Равнодушие уже перестало удивлять нас. Однако это было уже не равнодушие, но что-то такое, чему нельзя подыскать имени. Мы всегда примечали, что как бы ни старался человек взглянуть в глаза беде, как бы ни примирялся он с неизбежностию и непоправимостью положения, в которое ставила его сила обстоятельств, но такое философское настроение никогда не оказывается вполне цельным. Всегда в него примешивалась хоть тень горечи, иронии или, по крайней мере, изумления. Человек не протестует, не жалуется, но восклицание: "Какие жалкие люди!" - так и светится во всех движениях, так и бьет всюду: и в интонации голоса, и в выражении глаз... всюду.
Читатель! как ни обидна подобная оценка, но даже и она может примирить! Чувствуется, что эту фразу говорит человек не совсем еще закоснелый, что вы не ничто в его глазах, что у него могут быть такие же уязвимые места, как и у вас, и у всякого; одним словом, что это слабый смертный, которому можно сделать больно, который имеет хоть какие-нибудь точки соприкосновения с вами. Как хотите, а это сознание успокаивает. Напротив того, тут, в этом рассеянном и сосредоточенном молодом человеке, не виделось ничего подобного. Как будто все давно им понято, решено и забыто.
Мы вошли в кабинет.
"Он" молча сел около окна и углубился в чтение. Натурально, это меня взорвало.

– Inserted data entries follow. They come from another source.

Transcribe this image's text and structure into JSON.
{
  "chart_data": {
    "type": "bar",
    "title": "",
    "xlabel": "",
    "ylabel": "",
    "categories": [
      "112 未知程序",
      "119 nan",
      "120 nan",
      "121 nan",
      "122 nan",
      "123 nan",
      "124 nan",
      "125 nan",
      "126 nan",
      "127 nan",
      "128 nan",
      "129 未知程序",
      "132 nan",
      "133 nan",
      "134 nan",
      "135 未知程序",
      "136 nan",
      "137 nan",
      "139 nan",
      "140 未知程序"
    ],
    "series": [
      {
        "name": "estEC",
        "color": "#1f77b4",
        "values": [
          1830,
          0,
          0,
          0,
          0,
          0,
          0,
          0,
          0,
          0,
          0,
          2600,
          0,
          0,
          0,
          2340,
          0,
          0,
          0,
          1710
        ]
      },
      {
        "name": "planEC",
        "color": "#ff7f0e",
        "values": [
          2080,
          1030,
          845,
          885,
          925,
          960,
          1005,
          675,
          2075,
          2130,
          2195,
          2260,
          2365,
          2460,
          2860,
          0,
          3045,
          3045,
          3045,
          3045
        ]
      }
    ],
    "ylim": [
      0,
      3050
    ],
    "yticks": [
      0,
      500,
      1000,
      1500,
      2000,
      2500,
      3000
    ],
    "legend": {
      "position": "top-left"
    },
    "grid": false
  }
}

- Извольте стоять! - крикнул я на него. Он встал и продолжал читать. Извольте оставить книгу! Он положил книгу на стол.
- Меррзавец! - произнес я сквозь зубы, но так, что он, наверное, слышал мое восклицание; тем не менее ни малейшего движения не показалось на лице его.
- С вами живет какая-нибудь женщина?
- Смотрите! - сказал он, как будто отгоняя от себя чтото назойливое, прервавшее нить его мыслей.
Рассуждая хладнокровно, я должен сознаться, что при тогдашнем моем утомлении именно только такое адское равнодушие и могло обновить мои заснувшие силы. Я с яростию выбрасывал книги, швырял бумаги. Но он по-прежнему продолжал стоять у окна и без малейшего признака изумления смотрел на картину разрушения, которая быстро созидалась перед его глазами.
- Кто вы такой? - наконец бросился я к нему.
Он назвал себя. Он даже не сказал, что я сам должен знать, у кого я нахожусь. По-видимому, ему не приходило в голову, что можно иронизировать, удивляться, негодовать.
Это было до такой степени ново, что в голове у меня блеснула мысль: не подступиться ли к нему посредством великодушия?
- Общественное мнение указывает на вас как на причину зла, - сказал я, - опровергните это! Постарайтесь снять с себя столь ужасное обвинение! Я из участия к вам говорю это: мне жаль вас! Наконец, я прошу вас: спасите себя и дайте мне возможность участвовать в этом спасении!
- Идемте! - произнес он с таким видом, как будто ему бесконечно надоело мое кроткое излияние чувств...
Маррш!
----
Дальше! дальше!
"Он", очевидно, был философ и принял на себя труд убеждать нас.
- Мне кажется, господа, - говорил он, - что вы бьете совсем не туда, куда следует, и что, видя в занятиях умственными интересами что-то враждебное обществу, вы кидаете последнему упрек, которого оно даже не заслуживает!